Por Mariel Norambuena
Suele decirse que leer permite conocer otros lugares, culturas, pensamientos, prismas y, en cierto modo, es verdad, porque uno se sumerge en ese mundo que el o los autores proponen. Sin duda, es una forma maravillosa de experimentar, a través de las palabras de otro, una realidad ajena.
He visto innumerables publicaciones en sitios web y redes sociales que presentan a los lectores como personas superiores, más inteligentes y elevadas. No estoy en absoluto de acuerdo con ello. Es verdad que leer puede entregar conocimiento, perspectivas, pero uno no es mejor por leer. Es una idea narcisista sobre lo que la lectura significa. Porque no hay que olvidar que es un espacio de entretención, de ocio, aún cuando se trate de algo académico, hay o debiera haber un goce en ello. Por lo tanto, me sacudo esa idea absurda intelectualoide del poder que tiene la lectura, colocando a unas personas por sobre otras.
No me considero una increíble lectora, soy dispersa, inconsistente con los libros, puedo pasar meses sin leer uno. Otras veces, me devoro tres en un mes. Y lo que sí considero como un regalo que suelo encontrar en esas maravillas palabras, esa melodía que otro compone con metáforas, hipérboles o antítesis, es el permiso de conectarse desde y hacia uno mismo.
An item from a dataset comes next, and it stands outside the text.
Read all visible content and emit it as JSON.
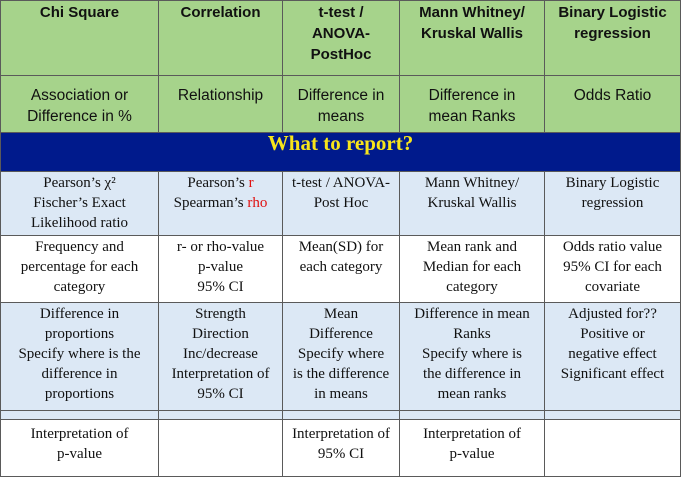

No se trata solamente de viajar a la Polonia de la Segunda Guerra Mundial, a un mundo imaginario, a culturas diferentes; todo aquello resuena en uno, provocando esa incomodidad, que algunos confunden con dolores de estómago, de la que no es posible salir inmune, y no debiéramos, porque lo hermoso, lo sublime de la literatura es eso, regresar de ese viaje con algo nuevo, con una llamita en el alma, una inquietud genuina de cambiar. ¿Qué?, te preguntarás. Eso solo se puede saber abriendo un libro y dejándose llevar.